Podría darse entonces la paradoja de que el cultivo y la práctica de las humanidades, la frecuentación del libro en dosis muy elevadas y el estudio fueran factores de deshumanización. Quizá dificultan nuestra respuesta activa a una realidad política o social grave, nuestro compromiso total con las realidades circunstanciales.
Un viento ligero y frío de inhumanidad sopla en la torre de libros de Montaigne, en las reglas de Yeats, según las cuales el hombre debe elegir entre la perfección de la vida y la de la obra, en la certeza de Wagner de no deber nada a quienes lo ayudaron en vida porque su sola presencia en las notas a la biografía del maestro los haría inmortales.
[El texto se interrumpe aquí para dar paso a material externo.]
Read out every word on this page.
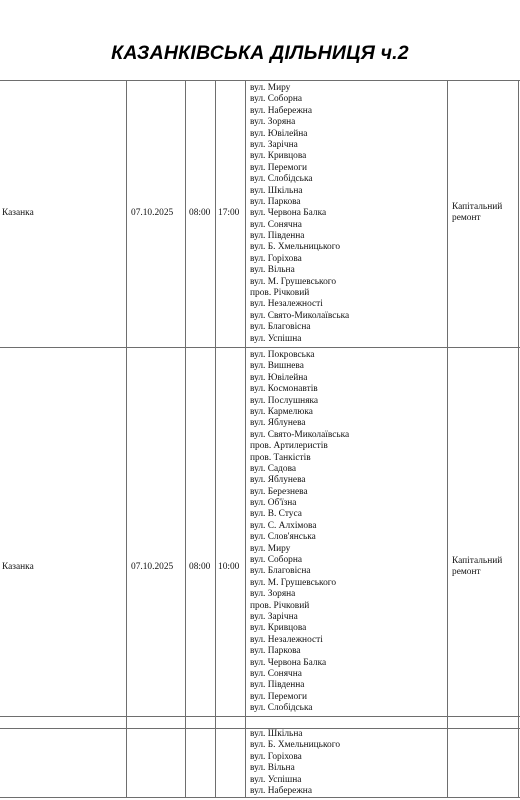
КАЗАНКІВСЬКА ДІЛЬНИЦЯ ч.2
Казанка	07.10.2025 08:00 17:00
вул. Миру
вул. Соборна
вул. Набережна
вул. Зоряна
вул. Ювілейна
вул. Зарічна
вул. Кривцова
вул. Перемоги
вул. Слобідська
вул. Шкільна
вул. Паркова
вул. Червона Балка
вул. Сонячна
вул. Південна
вул. Б. Хмельницького
вул. Горіхова
вул. Вільна
вул. М. Грушевського
пров. Річковий
вул. Незалежності
вул. Свято-Миколаївська
вул. Благовісна
вул. Успішна
Капітальний ремонт
Казанка	07.10.2025 08:00 10:00
вул. Покровська
вул. Вишнева
вул. Ювілейна
вул. Космонавтів
вул. Послушняка
вул. Кармелюка
вул. Яблунева
вул. Свято-Миколаївська
пров. Артилеристів
пров. Танкістів
вул. Садова
вул. Яблунева
вул. Березнева
вул. Об'їзна
вул. В. Стуса
вул. С. Алхімова
вул. Слов'янська
вул. Миру
вул. Соборна
вул. Благовісна
вул. М. Грушевського
вул. Зоряна
пров. Річковий
вул. Зарічна
вул. Кривцова
вул. Незалежності
вул. Паркова
вул. Червона Балка
вул. Сонячна
вул. Південна
вул. Перемоги
вул. Слобідська
Капітальний ремонт
вул. Шкільна
вул. Б. Хмельницького
вул. Горіхова
вул. Вільна
вул. Успішна
вул. Набережна
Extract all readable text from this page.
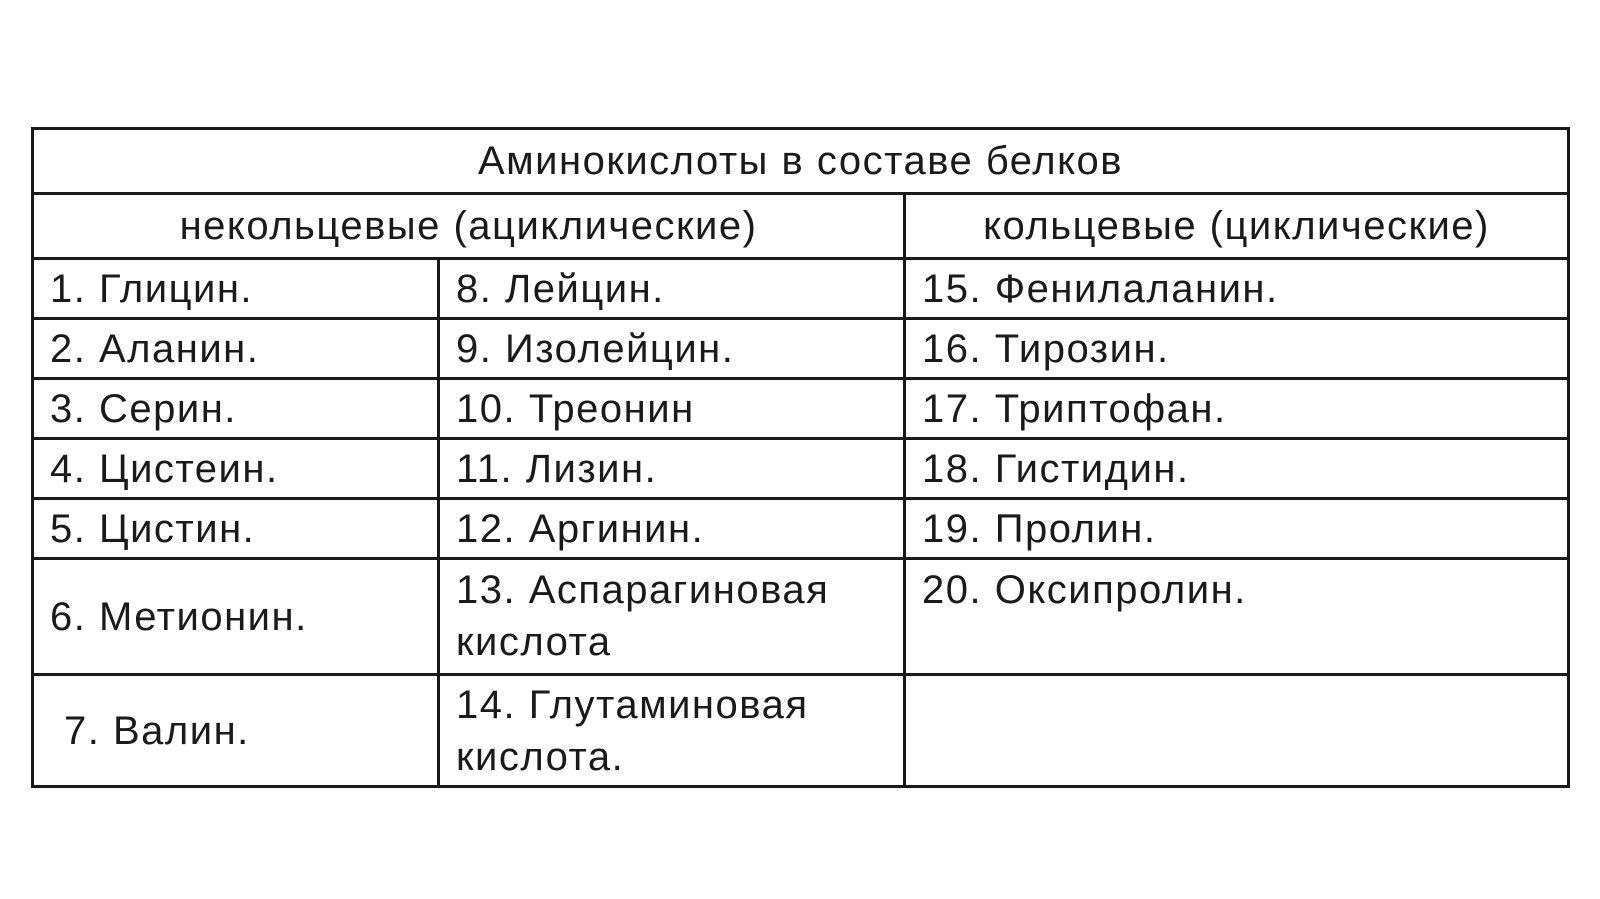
Аминокислоты в составе белков		
некольцевые (ациклические)		кольцевые (циклические)
1. Глицин.	8. Лейцин.	15. Фенилаланин.
2. Аланин.	9. Изолейцин.	16. Тирозин.
3. Серин.	10. Треонин	17. Триптофан.
4. Цистеин.	11. Лизин.	18. Гистидин.
5. Цистин.	12. Аргинин.	19. Пролин.
6. Метионин.	13. Аспарагиновая кислота	20. Оксипролин.
7. Валин.	14. Глутаминовая кислота.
En mi calidad de profesor, para el que la literatura, la filosofía, la música y las artes son la materia misma de la vida, ¿cómo puedo traducir para mí esa necesidad en una lucidez moral, consciente de las carencias humanas, de la injusticia que hace posible a este punto una cultura tan elevada? Las torres que nos aislan son más sólidas que el marfil. No conozco una respuesta satisfactoria a esa pregunta.
Sin embargo, convendría encontrarla si queremos merecer el privilegio de nuestras pasiones y sostener de nuevo en las manos el milagro de un nuevo libro — Cui dono lepidum novum libellum?, preguntaba Catulo—; y si al fin deseamos tomar parte, aunque sea modestamente, en la altivez nostálgica que impregna su ruego: Quod, o patrona virgo/plus uno maneat perenne saeclo («¡Oh, Musa, permítenos vivir aún un siglo o dos!»).